POR VITOR PRADO DOS ANJOS
Frequentemente, pescadores e pescadoras são os primeiros a testemunhar e sentir as consequências de distúrbios ambientais no mar. No entanto, não é raro que eles enfrentem inúmeras dificuldades no registro de denúncias, devido à burocracia do procedimento e a dificuldade em indicar o local exato da ocorrência.
No fim de julho, reuniram-se na Ilha de Paquetá, no Rio de Janeiro, lideranças da pesca artesanal, ambientalistas e representantes de órgãos ambientais federais e da Marinha do Brasil para o lançamento de um aplicativo criado por pescadores artesanais, em parceria com a ONG 350.org Brasil, que visa facilitar denúncias de irregularidades ambientais provocadas pelo setor de petróleo e gás na Baía de Guanabara.
Como funciona o aplicativo dos pescadores
O aplicativo De Olho na Guanabara permite ao usuário realizar denúncias georreferenciadas, acompanhadas de foto ou vídeo, de maneira rápida, simples e anônima. Após registradas, as denúncias serão apuradas por moderadores e, caso validadas, encaminhadas às autoridades competentes (Ibama, ICMBio e Marinha do Brasil). As denúncias validadas são expostas em um mapa público que pode ser acessado através do site do aplicativo.

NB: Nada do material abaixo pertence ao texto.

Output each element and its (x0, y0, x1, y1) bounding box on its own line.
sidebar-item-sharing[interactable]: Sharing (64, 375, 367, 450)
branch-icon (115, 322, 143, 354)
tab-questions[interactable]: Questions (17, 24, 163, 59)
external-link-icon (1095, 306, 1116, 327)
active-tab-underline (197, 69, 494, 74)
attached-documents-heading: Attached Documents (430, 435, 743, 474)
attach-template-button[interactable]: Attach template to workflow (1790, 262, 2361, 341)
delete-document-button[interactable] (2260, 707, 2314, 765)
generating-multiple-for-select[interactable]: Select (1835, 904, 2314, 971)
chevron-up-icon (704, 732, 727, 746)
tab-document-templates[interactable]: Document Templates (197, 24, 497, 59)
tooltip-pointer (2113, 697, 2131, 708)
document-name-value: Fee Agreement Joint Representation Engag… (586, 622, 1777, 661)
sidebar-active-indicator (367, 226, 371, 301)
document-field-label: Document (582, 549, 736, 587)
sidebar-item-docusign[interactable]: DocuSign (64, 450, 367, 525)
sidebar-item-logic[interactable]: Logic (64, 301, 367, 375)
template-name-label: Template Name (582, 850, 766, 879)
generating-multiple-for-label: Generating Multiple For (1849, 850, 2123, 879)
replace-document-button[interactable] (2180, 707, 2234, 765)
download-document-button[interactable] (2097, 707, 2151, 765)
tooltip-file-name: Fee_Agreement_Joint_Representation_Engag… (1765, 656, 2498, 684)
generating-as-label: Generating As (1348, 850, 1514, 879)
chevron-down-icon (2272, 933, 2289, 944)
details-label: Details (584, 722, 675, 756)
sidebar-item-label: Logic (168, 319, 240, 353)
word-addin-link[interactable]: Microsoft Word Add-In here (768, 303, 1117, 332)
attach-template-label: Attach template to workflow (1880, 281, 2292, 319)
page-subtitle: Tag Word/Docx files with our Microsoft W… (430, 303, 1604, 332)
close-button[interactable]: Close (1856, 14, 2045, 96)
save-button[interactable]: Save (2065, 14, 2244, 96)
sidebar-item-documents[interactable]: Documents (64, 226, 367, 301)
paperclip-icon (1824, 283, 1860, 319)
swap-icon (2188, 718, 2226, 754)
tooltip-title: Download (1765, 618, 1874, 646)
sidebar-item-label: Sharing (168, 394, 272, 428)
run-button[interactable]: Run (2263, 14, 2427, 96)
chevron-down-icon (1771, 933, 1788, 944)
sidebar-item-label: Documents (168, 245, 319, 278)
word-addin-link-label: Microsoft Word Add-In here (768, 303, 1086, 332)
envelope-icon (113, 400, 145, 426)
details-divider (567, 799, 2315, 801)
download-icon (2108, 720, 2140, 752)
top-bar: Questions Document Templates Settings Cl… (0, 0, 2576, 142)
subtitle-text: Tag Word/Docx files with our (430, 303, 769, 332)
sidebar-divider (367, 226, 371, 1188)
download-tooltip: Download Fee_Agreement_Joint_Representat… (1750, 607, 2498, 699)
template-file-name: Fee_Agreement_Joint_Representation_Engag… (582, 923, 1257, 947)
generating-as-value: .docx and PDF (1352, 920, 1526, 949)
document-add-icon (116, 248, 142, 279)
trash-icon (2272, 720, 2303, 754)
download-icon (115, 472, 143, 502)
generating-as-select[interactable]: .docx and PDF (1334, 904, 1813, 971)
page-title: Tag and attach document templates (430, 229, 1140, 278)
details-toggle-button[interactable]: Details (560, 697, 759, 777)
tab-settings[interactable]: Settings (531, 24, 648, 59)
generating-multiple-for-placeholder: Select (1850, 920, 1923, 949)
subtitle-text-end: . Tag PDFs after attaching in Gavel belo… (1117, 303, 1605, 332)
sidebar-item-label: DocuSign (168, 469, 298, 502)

No momento, o acesso ao aplicativo está restrito apenas aos pescadores com cadastro aprovado pela Associação dos Homens e Mulheres do Mar da Baía da Guanabara (Ahomar).
Alexandre Anderson, pescador, diretor da Ahomar e um dos idealizadores do aplicativo, conta à Mongabay que a iniciativa surgiu do desejo de “não depender somente do poder público, que muitas vezes não tem a mesma velocidade que uma mancha de óleo”.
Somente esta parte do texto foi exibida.